Das Protokoll hier vorgestellte beschreibt ein schnelles und zuverlässiges Verfahren zur Isolierung von Ratten-OPCs und in vitro oligodendrogenesis in Reaktion auf experimentelle Faktoren zu quantifizieren. Mit positiven Selektion, hohe Ausbeuten an lebensfähig und rein OPCs werden direkt zu Versuchszwecken verwendet. Dieses Verfahren vereinfacht die Isolierung, Kultivierung und Differenzierung Schritte in 1-wöchige Zeitrahmen und fixierten Zellen können bequem bei 4 ° C über mehrere Wochen ohne Verlust an Assayempfindlichkeit gespeichert werden.

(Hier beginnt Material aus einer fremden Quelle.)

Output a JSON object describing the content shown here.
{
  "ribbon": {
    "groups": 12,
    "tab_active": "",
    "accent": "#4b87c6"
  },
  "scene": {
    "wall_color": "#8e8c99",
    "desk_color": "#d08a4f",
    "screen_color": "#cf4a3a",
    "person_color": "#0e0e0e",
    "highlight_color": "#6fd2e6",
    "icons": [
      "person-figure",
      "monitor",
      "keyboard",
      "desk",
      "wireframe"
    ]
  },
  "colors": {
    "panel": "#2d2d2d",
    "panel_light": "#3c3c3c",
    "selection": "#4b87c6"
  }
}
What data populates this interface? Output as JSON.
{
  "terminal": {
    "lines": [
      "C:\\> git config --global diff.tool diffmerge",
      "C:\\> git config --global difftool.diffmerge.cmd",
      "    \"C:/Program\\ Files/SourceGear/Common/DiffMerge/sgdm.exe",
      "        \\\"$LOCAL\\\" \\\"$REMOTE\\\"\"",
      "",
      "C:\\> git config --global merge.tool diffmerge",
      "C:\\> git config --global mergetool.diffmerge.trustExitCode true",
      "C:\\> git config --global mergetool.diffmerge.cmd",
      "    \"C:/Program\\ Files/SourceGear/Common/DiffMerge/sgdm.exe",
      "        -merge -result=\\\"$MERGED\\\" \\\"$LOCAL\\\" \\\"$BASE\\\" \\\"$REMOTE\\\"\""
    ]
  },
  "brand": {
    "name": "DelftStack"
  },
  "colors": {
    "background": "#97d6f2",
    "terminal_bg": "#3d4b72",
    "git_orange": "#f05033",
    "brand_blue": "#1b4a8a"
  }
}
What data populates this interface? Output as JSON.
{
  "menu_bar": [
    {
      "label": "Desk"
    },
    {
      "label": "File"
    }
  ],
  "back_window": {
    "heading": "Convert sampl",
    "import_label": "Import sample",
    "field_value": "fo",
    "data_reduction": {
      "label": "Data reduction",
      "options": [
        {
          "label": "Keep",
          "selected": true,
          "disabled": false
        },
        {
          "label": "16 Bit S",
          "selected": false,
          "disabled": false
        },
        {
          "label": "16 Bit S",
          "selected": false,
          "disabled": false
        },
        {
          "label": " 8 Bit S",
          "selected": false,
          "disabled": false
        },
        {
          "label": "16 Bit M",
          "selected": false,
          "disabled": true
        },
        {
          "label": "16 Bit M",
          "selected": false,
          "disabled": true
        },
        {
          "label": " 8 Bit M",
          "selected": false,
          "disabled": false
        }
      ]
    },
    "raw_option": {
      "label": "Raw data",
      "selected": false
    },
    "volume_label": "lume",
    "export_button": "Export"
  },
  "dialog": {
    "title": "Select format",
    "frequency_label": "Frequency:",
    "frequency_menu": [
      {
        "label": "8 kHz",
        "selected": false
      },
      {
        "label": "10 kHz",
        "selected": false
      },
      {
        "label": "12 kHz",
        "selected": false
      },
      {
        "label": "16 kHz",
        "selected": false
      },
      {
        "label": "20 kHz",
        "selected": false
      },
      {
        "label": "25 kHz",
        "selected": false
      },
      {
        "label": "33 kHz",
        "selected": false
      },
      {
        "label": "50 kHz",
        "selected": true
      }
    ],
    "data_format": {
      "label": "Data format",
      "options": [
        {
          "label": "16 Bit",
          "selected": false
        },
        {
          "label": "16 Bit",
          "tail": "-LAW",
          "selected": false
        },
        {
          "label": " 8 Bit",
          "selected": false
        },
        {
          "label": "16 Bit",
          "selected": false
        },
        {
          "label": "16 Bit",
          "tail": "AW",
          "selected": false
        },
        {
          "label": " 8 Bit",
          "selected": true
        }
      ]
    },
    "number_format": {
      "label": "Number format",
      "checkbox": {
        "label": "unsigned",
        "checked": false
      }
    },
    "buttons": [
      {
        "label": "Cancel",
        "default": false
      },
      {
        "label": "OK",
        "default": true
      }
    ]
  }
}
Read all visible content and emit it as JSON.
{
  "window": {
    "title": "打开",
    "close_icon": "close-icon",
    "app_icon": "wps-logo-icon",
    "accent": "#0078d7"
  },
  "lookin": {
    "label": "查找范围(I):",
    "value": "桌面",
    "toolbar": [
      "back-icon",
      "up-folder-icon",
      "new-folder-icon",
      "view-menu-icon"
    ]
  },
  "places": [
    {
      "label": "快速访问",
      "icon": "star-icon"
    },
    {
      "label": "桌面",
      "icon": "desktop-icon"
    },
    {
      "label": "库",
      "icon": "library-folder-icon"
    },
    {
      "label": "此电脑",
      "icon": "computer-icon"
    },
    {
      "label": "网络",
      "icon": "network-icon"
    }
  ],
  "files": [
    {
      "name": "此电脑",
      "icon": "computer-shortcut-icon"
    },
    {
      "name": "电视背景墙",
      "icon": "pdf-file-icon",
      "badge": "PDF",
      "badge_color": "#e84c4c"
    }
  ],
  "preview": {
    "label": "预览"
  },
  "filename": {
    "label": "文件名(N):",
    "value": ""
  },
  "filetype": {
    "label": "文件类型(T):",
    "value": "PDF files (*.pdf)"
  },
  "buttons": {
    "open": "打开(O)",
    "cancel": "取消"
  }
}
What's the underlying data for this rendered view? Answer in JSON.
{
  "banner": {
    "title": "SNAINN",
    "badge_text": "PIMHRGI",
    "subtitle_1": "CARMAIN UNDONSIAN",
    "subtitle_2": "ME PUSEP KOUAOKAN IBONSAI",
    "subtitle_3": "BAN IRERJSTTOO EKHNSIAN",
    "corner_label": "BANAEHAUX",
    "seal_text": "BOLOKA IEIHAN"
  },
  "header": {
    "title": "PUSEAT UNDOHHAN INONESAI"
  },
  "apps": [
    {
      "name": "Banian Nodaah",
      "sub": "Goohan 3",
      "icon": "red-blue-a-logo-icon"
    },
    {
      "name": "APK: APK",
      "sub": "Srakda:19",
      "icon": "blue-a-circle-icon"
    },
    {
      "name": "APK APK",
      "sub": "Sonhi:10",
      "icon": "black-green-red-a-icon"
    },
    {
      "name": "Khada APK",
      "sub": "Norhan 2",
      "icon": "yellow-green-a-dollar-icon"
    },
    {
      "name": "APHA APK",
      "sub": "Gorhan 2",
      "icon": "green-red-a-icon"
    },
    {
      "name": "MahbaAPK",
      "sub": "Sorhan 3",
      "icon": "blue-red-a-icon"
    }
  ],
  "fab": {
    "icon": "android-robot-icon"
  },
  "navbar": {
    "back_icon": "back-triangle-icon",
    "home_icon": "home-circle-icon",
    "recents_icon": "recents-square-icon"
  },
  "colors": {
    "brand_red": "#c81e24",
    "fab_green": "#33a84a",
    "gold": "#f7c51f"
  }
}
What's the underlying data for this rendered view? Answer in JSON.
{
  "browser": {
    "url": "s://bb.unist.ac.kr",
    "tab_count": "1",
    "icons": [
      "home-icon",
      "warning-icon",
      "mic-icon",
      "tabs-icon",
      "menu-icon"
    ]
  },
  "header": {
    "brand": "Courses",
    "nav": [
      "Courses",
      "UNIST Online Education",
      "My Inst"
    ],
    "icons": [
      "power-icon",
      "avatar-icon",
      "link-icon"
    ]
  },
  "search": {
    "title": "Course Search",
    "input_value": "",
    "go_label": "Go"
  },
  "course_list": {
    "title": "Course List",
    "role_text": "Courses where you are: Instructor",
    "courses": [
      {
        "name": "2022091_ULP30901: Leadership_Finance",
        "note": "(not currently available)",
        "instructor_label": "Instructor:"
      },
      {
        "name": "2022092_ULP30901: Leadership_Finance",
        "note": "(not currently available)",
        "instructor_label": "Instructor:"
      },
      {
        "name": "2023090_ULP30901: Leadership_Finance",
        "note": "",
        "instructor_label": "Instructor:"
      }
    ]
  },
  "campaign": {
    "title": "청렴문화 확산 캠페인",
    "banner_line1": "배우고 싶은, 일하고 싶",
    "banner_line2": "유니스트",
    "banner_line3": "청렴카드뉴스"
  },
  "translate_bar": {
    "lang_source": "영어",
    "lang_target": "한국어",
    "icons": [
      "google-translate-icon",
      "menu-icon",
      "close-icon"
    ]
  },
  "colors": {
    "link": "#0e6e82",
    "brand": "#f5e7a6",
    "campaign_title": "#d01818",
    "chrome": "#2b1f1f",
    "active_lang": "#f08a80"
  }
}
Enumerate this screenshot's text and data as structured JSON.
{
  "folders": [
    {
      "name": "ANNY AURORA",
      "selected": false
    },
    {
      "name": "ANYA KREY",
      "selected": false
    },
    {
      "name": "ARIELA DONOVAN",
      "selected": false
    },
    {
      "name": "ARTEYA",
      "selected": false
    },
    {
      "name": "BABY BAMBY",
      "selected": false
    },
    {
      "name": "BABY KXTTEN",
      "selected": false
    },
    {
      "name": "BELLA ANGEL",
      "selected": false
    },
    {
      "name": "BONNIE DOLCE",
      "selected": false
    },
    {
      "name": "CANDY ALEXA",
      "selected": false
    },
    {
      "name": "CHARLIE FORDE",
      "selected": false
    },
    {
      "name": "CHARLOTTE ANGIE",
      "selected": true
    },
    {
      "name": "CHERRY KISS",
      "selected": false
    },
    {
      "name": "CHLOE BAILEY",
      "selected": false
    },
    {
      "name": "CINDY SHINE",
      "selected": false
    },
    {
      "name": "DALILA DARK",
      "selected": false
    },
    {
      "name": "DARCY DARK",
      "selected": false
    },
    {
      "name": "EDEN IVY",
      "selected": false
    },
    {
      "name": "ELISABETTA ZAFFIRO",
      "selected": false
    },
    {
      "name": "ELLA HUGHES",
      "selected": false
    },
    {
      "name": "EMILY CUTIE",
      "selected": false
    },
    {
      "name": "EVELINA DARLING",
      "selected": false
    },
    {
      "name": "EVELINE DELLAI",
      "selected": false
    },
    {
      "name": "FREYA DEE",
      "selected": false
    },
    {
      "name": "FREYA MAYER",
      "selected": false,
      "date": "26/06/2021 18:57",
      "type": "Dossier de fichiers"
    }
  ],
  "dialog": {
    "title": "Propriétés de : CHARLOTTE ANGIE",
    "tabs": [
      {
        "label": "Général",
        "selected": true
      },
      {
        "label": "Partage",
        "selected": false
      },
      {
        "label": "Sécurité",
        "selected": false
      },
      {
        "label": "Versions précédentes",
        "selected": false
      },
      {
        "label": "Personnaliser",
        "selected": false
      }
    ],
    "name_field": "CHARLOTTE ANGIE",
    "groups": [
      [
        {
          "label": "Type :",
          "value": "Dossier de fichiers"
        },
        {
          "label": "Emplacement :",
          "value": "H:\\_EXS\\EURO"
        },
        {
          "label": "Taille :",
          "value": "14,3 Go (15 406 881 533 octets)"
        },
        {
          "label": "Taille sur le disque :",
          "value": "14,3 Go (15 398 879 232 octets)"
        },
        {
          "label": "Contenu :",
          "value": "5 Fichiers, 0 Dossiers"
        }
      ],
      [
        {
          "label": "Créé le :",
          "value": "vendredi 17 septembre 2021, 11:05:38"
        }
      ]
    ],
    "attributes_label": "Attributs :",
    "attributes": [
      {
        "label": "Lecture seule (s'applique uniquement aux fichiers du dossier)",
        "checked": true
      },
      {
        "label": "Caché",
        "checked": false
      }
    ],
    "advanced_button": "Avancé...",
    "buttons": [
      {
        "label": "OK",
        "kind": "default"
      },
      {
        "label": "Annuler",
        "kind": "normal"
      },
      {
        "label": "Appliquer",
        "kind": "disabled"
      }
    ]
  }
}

Ein wesentlicher Vorteil mit Scanner-basierte Fluoreszenz-Assays ist, dass die Datenerfassung und Analyse stark im Vergleich zu herkömmlichen kamerabasierten Mikroskopietechniken beschleunigt wird. Obwohl Mikroskopie erfolgreich in Hochdurchsatz-Bildschirme verwendet wurde Induktoren der OPC-Differenzierung zu identifizieren, ist die Datenerfassung von Natur aus langsamer, weil es die Programmierung von Bildaufnahmesequenzen erfordert, mehrere Stunden der Datenerhebung, Analyse von Hunderten zu thousands von Bilddateien, und benutzerdefinierte Algorithmen zur Normalisierung oder Analyse 18,19 Einzelzellkörpern zu unterscheiden. Weiterhin mit kamerabasierten Mikroskopiesysteme ist es nicht möglich, Daten von der gesamten Oberfläche des Kulturgefäßes zu erwerben. Stattdessen repräsentative Bilder müssen aus verschiedenen Bereichen innerhalb eines einzigen gut eingefangen werden, was zu Positions Bias und falsch-positive Treffer führen kann. Im Vergleich dazu erkennt dieser Test MBP Ausdruck von allen Zellen innerhalb eines genau angegebenen und mehrere Platten gleichzeitig gescannt werden. Während dieses Verfahren für die Verwendung in 96-Well oder 384-Well-Format angepasst werden, das 24-Well-Platte kann bevorzugt sein, wenn weniger Behandlungen getestet. Wir haben beobachtet, dass Zellverlust in der Platte mit 24 Vertiefungen durch Liquid-Handling minimiert wird, was eine Komplikation ist, die berücksichtigt werden sollten, wenn eine höhere Durchsatz Experimente entwerfen.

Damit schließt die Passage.